Freitag, 25. September 2015

... Reisen: Korea - Seoul

Nach der grossartigen Ankündigung letzte Woche war es leider ein wenig still auf meinem Blog - das liegt daran, dass ich beruflich im Ausland war und vorher keine Zeit hatte, etwas vorzubereiten. Nun aber komme ich zum ersten Teil unseres Sommerurlaubs: der Hauptstadt Koreas, Seoul!
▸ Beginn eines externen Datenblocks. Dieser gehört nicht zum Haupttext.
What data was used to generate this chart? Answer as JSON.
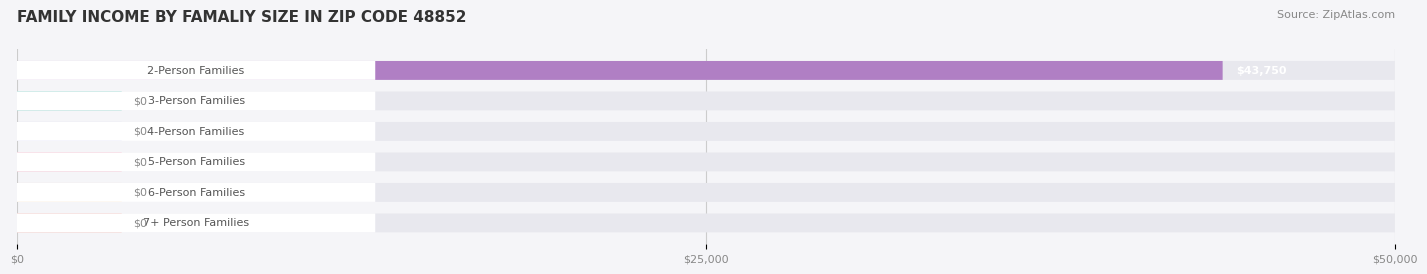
{
  "title": "FAMILY INCOME BY FAMALIY SIZE IN ZIP CODE 48852",
  "source": "Source: ZipAtlas.com",
  "categories": [
    "2-Person Families",
    "3-Person Families",
    "4-Person Families",
    "5-Person Families",
    "6-Person Families",
    "7+ Person Families"
  ],
  "values": [
    43750,
    0,
    0,
    0,
    0,
    0
  ],
  "bar_colors": [
    "#b07fc4",
    "#5fc4b8",
    "#a8a8e8",
    "#f7a0b8",
    "#f7c88c",
    "#f0a8a0"
  ],
  "label_colors": [
    "#b07fc4",
    "#5fc4b8",
    "#a8a8e8",
    "#f7a0b8",
    "#f7c88c",
    "#f0a8a0"
  ],
  "value_labels": [
    "$43,750",
    "$0",
    "$0",
    "$0",
    "$0",
    "$0"
  ],
  "xlim": [
    0,
    50000
  ],
  "xticks": [
    0,
    25000,
    50000
  ],
  "xtick_labels": [
    "$0",
    "$25,000",
    "$50,000"
  ],
  "bg_color": "#f5f5f8",
  "bar_bg_color": "#e8e8ee",
  "title_fontsize": 11,
  "source_fontsize": 8,
  "label_fontsize": 8,
  "value_fontsize": 8
}
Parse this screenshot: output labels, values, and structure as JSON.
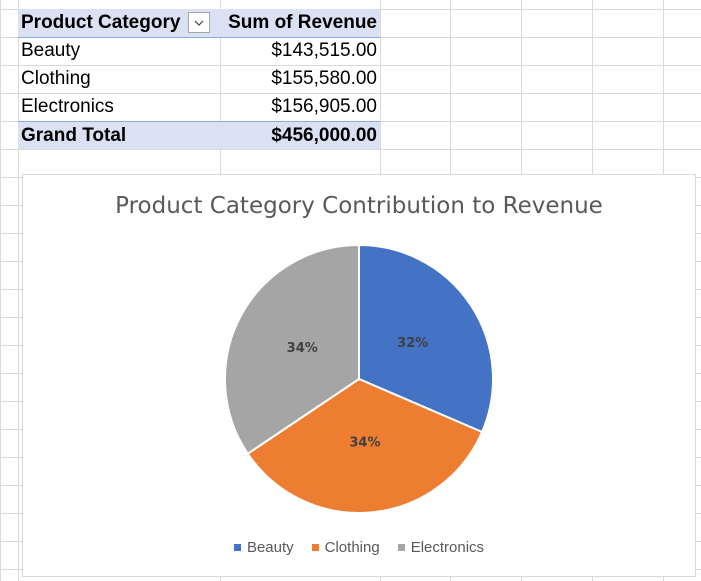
{
  "pivot": {
    "header": {
      "category": "Product Category",
      "revenue": "Sum of Revenue"
    },
    "rows": [
      {
        "category": "Beauty",
        "revenue": "$143,515.00"
      },
      {
        "category": "Clothing",
        "revenue": "$155,580.00"
      },
      {
        "category": "Electronics",
        "revenue": "$156,905.00"
      }
    ],
    "total": {
      "label": "Grand Total",
      "revenue": "$456,000.00"
    }
  },
  "icons": {
    "filter": "chevron-down-icon"
  },
  "chart_data": {
    "type": "pie",
    "title": "Product Category Contribution to Revenue",
    "categories": [
      "Beauty",
      "Clothing",
      "Electronics"
    ],
    "values": [
      143515,
      155580,
      156905
    ],
    "labels": [
      "32%",
      "34%",
      "34%"
    ],
    "colors": [
      "#4472c4",
      "#ed7d31",
      "#a5a5a5"
    ],
    "legend": "bottom"
  }
}
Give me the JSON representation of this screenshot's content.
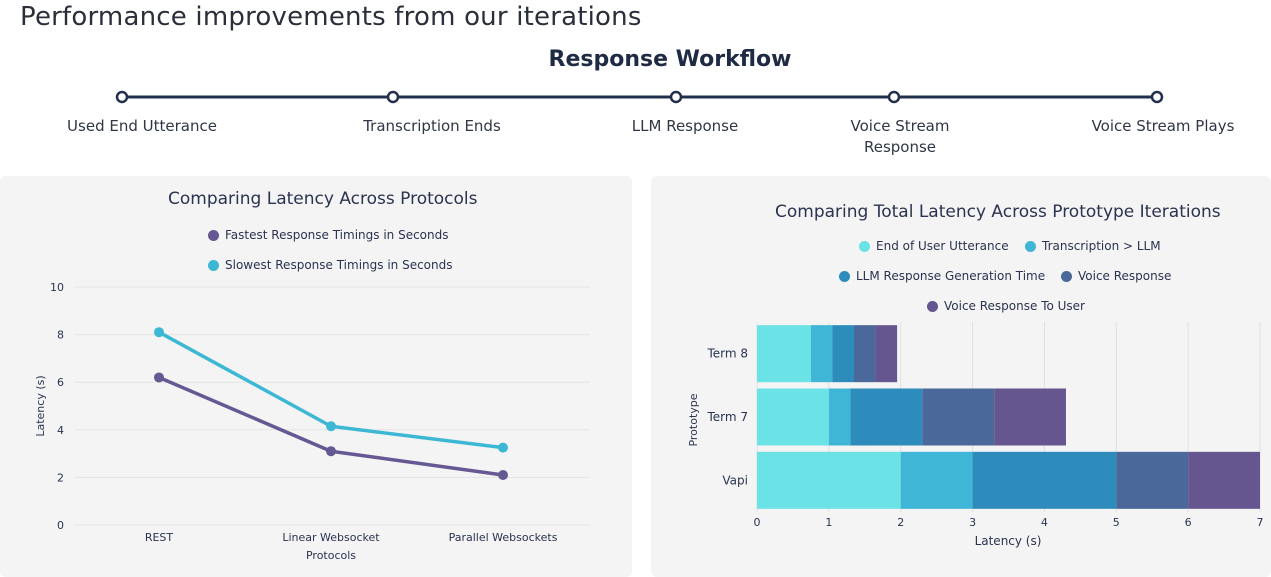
{
  "page": {
    "title": "Performance improvements from our iterations"
  },
  "workflow": {
    "title": "Response Workflow",
    "steps": [
      {
        "label": "Used End Utterance"
      },
      {
        "label": "Transcription Ends"
      },
      {
        "label": "LLM Response"
      },
      {
        "label": "Voice Stream Response"
      },
      {
        "label": "Voice Stream Plays"
      }
    ]
  },
  "colors": {
    "line": "#22304e",
    "fastest": "#655893",
    "slowest": "#3db8d4",
    "seg1": "#6be2e6",
    "seg2": "#3fb6d6",
    "seg3": "#2d8cbb",
    "seg4": "#4a6899",
    "seg5": "#66568f"
  },
  "chart_data": [
    {
      "type": "line",
      "title": "Comparing Latency Across Protocols",
      "xlabel": "Protocols",
      "ylabel": "Latency (s)",
      "categories": [
        "REST",
        "Linear Websocket",
        "Parallel Websockets"
      ],
      "ylim": [
        0,
        10
      ],
      "yticks": [
        0,
        2,
        4,
        6,
        8,
        10
      ],
      "grid": true,
      "legend_position": "top",
      "series": [
        {
          "name": "Fastest Response Timings in Seconds",
          "values": [
            6.2,
            3.1,
            2.1
          ]
        },
        {
          "name": "Slowest Response Timings in Seconds",
          "values": [
            8.1,
            4.15,
            3.25
          ]
        }
      ]
    },
    {
      "type": "bar",
      "orientation": "horizontal",
      "stacked": true,
      "title": "Comparing Total Latency Across Prototype Iterations",
      "xlabel": "Latency (s)",
      "ylabel": "Prototype",
      "categories": [
        "Term 8",
        "Term 7",
        "Vapi"
      ],
      "xlim": [
        0,
        7
      ],
      "xticks": [
        0,
        1,
        2,
        3,
        4,
        5,
        6,
        7
      ],
      "grid": true,
      "legend_position": "top",
      "series": [
        {
          "name": "End of User Utterance",
          "values": [
            0.75,
            1.0,
            2.0
          ]
        },
        {
          "name": "Transcription > LLM",
          "values": [
            0.3,
            0.3,
            1.0
          ]
        },
        {
          "name": "LLM Response Generation Time",
          "values": [
            0.3,
            1.0,
            2.0
          ]
        },
        {
          "name": "Voice Response",
          "values": [
            0.3,
            1.0,
            1.0
          ]
        },
        {
          "name": "Voice Response To User",
          "values": [
            0.3,
            1.0,
            1.0
          ]
        }
      ]
    }
  ]
}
Seoul wird übrigens wie das Englische "Soul" ausgesprochen, das E wird verschluckt. Für längere Zeit war der Spruch der Hauptstadt "Seoul - Soul of Asia" - was für ein tolles Wortspiel! ;)
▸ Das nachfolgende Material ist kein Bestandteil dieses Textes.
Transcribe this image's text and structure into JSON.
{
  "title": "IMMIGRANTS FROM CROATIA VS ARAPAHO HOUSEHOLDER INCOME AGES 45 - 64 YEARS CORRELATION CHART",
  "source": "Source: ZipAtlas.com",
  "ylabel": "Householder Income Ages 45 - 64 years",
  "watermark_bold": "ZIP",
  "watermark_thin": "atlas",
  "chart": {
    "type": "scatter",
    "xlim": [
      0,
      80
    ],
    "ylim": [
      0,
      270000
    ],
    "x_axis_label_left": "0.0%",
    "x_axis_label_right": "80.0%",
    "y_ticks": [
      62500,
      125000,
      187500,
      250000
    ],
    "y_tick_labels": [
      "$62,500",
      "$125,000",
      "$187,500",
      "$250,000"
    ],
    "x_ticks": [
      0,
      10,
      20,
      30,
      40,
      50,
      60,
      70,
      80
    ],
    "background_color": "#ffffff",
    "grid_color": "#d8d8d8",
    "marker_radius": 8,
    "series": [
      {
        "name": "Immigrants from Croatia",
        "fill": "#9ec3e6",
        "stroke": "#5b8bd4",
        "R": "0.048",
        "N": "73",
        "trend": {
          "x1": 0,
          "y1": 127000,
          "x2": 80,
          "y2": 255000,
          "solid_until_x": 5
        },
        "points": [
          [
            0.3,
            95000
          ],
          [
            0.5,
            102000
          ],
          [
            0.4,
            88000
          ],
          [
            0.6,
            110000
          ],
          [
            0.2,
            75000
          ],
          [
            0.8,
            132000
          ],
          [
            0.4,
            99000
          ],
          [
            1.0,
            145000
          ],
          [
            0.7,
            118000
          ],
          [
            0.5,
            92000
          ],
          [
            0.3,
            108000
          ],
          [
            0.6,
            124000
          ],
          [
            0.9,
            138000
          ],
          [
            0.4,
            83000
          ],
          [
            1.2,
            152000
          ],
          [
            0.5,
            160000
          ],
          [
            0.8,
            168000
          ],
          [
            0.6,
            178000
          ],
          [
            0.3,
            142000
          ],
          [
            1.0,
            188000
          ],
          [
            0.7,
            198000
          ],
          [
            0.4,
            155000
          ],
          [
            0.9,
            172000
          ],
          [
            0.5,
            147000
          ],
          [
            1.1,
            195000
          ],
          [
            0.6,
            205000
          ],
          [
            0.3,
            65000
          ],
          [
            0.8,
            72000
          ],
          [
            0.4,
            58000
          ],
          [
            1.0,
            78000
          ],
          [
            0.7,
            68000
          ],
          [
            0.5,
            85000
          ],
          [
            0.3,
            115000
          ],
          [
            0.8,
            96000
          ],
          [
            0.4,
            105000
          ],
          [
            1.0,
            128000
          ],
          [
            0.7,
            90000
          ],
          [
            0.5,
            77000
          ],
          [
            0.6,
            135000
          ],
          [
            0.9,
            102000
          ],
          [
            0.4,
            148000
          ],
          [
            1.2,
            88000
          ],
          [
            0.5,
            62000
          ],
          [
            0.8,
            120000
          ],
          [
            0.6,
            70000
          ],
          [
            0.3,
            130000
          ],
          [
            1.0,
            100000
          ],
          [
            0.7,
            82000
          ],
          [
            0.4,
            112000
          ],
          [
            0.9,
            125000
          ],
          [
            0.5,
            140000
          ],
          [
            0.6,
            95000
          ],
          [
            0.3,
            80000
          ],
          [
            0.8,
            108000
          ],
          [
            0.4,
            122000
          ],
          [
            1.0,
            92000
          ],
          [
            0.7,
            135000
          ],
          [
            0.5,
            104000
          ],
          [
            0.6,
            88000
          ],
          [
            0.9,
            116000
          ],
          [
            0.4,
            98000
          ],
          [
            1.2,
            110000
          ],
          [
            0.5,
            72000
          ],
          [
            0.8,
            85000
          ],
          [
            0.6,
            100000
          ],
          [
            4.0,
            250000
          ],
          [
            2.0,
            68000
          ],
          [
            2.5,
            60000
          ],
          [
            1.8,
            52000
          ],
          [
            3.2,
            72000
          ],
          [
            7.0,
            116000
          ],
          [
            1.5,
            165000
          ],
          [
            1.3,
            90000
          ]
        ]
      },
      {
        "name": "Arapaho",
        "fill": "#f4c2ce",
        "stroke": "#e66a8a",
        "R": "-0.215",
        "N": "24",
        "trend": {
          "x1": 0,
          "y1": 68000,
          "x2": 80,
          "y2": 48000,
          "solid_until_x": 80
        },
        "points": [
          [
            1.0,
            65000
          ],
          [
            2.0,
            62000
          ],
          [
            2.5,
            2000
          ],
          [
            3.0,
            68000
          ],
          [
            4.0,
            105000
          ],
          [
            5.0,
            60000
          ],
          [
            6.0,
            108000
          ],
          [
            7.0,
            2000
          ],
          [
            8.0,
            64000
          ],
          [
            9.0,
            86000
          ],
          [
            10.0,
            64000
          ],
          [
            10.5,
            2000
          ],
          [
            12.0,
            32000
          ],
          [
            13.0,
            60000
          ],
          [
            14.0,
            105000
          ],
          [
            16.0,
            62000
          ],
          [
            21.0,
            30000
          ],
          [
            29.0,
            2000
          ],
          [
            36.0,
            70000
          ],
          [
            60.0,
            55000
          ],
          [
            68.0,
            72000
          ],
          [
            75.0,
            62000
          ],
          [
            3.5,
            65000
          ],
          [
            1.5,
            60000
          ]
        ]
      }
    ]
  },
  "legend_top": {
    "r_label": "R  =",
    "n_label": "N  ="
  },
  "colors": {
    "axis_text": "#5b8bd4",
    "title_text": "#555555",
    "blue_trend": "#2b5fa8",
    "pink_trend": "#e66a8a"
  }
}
Am bekanntesten ist wohl der Stadtteil Gangnam, hier waren wir öfter, da es nicht nur der Financial District ist, sondern auch das Nachtleben boomt, man kann hier sehr gut essen gehen. In Gangnam befindet sich ausserdem das Samsung-Gebäude, in dem mehrere Tausend Menschen arbeiten.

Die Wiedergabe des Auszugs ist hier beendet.